Basically, the B1 combines all of the best parts of a studio strobe and a speedlight, and so they’re refusing to call it by either name, preferring to go with “off-camera flash” instead.
Like a speedlight, it is cordless and runs off of its own battery pack. It also offers TTL (through the lens) metering, which allows the unit to automatically adjust its settings based on what your camera is seeing. But unlike a speedlight, this thing has a ton of power: 500 Watt seconds to be exact, or about 10 times more than your average speedlight.
Take a look as photographer Richard Walch puts four of these “speedlights on steroids” through their paces:
What Profoto is trying to do with the B1 is allow speedlight users to take their work to the next level without sacrificing portability and features in the name of power.
At 500Ws, you’ve got plenty of power; if you attach the Air Remote TTL you have the convenience of TTL metering from as far as 100m away (regular sync from as 300m away); and the battery that comes with the B1 will last 220 full power flashes and charge back up in only two hours with the 2.5A battery charger or one hour with the 4.5A charger.
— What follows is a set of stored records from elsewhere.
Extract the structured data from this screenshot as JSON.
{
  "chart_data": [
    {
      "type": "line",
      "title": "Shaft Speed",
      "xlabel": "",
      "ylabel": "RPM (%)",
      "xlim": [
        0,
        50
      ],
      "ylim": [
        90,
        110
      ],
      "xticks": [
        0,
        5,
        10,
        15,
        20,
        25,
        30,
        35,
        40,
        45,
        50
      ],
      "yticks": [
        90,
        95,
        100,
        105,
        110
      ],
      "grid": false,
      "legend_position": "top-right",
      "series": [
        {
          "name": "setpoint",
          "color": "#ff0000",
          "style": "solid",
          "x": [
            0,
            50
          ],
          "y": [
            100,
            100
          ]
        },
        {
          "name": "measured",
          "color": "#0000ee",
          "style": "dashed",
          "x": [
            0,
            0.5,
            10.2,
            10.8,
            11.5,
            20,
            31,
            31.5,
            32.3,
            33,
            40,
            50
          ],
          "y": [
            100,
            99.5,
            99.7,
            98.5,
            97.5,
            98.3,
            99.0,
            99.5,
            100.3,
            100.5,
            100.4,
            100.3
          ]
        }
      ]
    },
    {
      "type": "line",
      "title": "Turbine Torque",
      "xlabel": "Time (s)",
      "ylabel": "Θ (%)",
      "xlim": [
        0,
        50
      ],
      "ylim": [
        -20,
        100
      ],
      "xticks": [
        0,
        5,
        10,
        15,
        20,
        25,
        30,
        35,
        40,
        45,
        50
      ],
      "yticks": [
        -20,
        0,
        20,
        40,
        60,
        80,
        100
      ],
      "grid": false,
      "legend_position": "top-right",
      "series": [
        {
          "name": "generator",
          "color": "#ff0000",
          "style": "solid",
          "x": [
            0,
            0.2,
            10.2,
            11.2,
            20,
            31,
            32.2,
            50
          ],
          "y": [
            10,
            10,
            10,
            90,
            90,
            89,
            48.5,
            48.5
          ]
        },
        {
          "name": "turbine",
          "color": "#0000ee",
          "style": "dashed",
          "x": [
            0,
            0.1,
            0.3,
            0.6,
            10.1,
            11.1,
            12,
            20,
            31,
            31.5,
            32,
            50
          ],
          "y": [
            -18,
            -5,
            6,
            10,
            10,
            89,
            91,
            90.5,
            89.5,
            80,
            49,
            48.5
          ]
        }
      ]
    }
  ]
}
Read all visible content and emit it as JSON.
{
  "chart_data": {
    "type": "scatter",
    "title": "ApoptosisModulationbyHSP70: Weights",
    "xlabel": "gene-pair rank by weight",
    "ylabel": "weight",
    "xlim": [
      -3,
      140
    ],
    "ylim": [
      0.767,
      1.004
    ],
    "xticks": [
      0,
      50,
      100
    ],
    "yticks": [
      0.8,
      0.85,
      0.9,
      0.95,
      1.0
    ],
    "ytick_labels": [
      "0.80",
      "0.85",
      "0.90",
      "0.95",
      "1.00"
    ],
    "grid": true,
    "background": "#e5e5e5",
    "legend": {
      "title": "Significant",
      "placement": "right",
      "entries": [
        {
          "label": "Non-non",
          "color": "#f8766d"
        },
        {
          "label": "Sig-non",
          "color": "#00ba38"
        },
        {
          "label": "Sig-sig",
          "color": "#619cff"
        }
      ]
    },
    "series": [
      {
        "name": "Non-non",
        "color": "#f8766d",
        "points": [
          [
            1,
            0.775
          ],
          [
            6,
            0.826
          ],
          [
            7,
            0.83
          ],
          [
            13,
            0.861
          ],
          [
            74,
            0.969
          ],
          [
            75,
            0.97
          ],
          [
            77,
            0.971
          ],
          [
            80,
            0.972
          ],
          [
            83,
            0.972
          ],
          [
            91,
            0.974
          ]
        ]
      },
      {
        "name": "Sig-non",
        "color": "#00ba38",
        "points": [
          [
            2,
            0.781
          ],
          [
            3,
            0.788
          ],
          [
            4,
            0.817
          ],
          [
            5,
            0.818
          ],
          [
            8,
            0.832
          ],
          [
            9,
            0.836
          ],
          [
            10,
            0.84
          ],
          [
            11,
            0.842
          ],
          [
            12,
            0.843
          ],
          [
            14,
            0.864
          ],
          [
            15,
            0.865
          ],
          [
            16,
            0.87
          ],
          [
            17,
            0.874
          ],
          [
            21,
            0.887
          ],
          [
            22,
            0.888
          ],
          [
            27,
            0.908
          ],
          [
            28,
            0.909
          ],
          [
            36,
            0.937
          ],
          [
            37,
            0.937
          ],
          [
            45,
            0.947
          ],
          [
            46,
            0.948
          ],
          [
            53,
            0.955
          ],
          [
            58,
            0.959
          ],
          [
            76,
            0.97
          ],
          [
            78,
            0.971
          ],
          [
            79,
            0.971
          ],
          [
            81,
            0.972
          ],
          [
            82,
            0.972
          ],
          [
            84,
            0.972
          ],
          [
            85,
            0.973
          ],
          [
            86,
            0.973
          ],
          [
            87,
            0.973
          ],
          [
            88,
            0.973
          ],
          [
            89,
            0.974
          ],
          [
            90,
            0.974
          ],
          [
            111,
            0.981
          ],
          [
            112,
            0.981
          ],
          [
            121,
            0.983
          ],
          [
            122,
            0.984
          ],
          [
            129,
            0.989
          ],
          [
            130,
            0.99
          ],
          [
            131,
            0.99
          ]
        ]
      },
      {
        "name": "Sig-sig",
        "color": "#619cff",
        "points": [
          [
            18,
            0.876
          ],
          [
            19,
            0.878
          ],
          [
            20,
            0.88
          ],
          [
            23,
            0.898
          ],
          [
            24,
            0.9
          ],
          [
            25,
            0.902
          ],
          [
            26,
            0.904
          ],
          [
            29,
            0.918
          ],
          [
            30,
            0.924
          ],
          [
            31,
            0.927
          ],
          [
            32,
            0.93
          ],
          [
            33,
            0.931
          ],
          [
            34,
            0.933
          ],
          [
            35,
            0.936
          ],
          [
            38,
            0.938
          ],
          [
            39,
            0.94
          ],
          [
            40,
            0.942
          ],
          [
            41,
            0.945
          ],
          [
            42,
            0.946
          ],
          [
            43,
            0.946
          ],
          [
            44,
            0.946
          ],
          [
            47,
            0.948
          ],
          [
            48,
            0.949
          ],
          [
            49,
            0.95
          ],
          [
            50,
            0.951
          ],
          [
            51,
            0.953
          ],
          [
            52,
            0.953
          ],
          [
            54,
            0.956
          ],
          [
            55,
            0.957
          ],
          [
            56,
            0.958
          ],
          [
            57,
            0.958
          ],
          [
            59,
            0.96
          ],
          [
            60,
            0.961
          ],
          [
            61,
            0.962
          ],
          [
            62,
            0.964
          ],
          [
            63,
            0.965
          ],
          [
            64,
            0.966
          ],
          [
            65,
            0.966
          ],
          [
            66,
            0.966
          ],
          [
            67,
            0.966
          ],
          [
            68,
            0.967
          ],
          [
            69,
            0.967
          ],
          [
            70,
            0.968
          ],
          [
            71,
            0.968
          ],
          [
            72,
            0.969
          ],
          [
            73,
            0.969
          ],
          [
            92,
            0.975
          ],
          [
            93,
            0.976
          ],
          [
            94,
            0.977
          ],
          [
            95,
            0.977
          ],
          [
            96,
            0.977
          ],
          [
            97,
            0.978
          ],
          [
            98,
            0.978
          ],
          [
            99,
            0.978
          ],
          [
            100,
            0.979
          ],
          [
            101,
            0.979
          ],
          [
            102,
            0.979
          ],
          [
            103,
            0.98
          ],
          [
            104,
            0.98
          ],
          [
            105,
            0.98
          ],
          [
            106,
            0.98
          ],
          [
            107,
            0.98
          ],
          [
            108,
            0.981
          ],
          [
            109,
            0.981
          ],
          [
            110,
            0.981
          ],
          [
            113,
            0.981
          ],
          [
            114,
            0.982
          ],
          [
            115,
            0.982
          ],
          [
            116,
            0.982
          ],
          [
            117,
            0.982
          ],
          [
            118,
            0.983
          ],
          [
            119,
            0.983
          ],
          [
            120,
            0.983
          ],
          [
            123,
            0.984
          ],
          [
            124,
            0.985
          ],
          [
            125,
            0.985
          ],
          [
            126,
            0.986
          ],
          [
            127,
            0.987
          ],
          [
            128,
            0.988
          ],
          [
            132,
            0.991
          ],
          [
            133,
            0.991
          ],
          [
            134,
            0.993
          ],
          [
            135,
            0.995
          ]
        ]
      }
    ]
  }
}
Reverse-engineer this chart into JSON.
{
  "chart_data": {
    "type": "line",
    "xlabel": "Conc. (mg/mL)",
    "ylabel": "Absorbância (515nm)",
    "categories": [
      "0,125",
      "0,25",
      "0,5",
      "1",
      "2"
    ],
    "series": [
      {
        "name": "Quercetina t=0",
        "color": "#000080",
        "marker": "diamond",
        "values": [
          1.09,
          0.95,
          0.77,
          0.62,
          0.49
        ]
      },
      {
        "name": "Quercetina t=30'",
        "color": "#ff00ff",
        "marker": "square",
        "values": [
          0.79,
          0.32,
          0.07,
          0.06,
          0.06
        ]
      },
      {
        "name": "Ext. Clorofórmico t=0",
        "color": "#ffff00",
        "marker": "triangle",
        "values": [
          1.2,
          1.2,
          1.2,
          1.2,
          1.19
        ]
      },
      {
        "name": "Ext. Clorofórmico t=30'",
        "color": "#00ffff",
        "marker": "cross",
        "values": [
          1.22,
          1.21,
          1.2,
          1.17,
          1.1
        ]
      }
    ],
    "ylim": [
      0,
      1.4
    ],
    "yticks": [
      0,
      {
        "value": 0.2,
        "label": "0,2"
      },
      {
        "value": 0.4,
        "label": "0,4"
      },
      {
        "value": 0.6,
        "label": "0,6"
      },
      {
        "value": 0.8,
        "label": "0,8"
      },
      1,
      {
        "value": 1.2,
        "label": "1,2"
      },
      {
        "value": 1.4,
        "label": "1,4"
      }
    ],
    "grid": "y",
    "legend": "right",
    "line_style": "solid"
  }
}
What’s more, the B1 is also fast. Recycle times range from 0.1 seconds at low power to 1.9 seconds at full power, and when you set it to low it can flash as fast as 20 times per second!
Here are a few more photos:
For more info and sample shots of the B1 in action, head over to the Profoto website by clicking here. The B1 and Air Remote TTL-C (denoting Canon compatibility only) are both available starting today, with the B1 going for $2,000 per head and the remote separately for $400.
For now, the TTL functionality is only available for Canon shooters (with E-TTL II support), but Profoto is promising a Nikon version of the Air Remote (the TTL-N, we assume) in 2014.